Similarly, while U.S. tariffs on China remain far higher than even in Trump’s first term, Beijing has little interest in pushing Washington on the issue as the Chinese economy slowly staggers forward. Times are still hard, as evidenced by the Chinese government’s continued efforts to prop up real estate.

Before that bubble began to burst in 2020, authorities introduced a range of measures, including new property taxes and multiple-home purchase restrictions. Now, they’re instead desperate to reinflate the bubble—even extending further lifelines to property giants that remain mired in debt.

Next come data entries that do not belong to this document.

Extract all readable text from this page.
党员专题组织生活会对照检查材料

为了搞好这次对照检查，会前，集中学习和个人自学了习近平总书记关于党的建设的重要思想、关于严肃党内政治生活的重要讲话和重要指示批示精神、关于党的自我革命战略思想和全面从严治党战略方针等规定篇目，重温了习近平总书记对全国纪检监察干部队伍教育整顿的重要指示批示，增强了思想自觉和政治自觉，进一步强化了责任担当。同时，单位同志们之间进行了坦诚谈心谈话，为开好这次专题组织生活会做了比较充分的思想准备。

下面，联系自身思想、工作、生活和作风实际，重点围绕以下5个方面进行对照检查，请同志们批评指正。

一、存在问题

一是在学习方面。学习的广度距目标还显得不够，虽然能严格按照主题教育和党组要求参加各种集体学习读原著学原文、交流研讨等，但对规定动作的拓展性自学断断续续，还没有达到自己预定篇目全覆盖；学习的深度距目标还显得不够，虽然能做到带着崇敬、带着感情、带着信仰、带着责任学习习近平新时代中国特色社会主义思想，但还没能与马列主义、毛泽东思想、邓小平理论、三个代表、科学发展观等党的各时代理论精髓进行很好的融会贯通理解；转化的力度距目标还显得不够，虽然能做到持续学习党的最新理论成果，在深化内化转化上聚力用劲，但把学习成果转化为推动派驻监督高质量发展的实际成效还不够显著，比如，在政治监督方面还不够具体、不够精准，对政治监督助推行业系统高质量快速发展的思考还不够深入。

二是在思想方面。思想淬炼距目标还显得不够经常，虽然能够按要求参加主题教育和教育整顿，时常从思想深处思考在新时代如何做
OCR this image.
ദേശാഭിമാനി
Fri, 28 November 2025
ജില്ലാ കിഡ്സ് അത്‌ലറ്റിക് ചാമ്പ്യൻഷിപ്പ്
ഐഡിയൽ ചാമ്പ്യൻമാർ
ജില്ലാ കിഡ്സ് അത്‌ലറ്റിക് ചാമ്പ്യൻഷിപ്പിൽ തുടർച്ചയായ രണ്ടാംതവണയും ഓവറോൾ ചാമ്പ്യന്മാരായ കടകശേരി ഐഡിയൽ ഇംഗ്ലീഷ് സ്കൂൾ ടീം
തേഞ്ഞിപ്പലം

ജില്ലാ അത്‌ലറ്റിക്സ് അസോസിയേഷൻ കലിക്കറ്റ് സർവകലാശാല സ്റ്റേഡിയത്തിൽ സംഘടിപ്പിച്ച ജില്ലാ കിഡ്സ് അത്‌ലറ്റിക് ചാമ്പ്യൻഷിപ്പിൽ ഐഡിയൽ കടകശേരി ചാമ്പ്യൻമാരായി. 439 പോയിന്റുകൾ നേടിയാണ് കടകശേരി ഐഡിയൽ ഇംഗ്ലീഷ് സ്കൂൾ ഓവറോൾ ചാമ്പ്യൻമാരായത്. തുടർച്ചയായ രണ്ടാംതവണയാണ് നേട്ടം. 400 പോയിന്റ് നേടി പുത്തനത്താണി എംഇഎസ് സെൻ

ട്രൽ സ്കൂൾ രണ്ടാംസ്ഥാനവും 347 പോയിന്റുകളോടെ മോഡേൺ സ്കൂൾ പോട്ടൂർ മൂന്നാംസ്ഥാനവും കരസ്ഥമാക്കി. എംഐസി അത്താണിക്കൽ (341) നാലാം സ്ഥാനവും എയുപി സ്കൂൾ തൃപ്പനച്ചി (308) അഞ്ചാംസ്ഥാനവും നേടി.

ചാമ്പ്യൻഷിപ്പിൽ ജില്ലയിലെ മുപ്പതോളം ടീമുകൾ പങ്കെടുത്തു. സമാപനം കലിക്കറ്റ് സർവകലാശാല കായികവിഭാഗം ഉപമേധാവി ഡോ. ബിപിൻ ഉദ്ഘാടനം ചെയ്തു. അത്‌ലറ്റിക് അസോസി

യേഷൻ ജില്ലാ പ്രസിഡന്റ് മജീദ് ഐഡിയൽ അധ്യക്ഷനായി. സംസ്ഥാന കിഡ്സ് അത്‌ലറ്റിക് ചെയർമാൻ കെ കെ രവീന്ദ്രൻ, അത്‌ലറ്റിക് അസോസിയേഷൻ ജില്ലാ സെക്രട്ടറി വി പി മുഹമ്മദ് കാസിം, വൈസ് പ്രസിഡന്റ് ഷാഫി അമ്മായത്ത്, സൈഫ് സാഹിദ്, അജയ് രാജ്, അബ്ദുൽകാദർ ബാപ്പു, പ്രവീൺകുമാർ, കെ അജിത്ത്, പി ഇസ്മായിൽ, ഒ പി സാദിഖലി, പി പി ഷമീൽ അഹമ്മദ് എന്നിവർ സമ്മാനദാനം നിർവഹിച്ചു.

Robo-nurse? Chinese robotics firm Fourier Intelligence, originally founded as a medical technology business, has unveiled a humanoid robot supposedly capable of aiding with care tasks for the elderly and frail.

Developing robotic geriatric aides has long been a priority for East Asian states, including South Korea and Japan, that have a shortage of the staff needed to look after an aging population. China’s public is also aging quickly, and the birth rate has collapsed since the late 2010s, making such technologies urgently needed.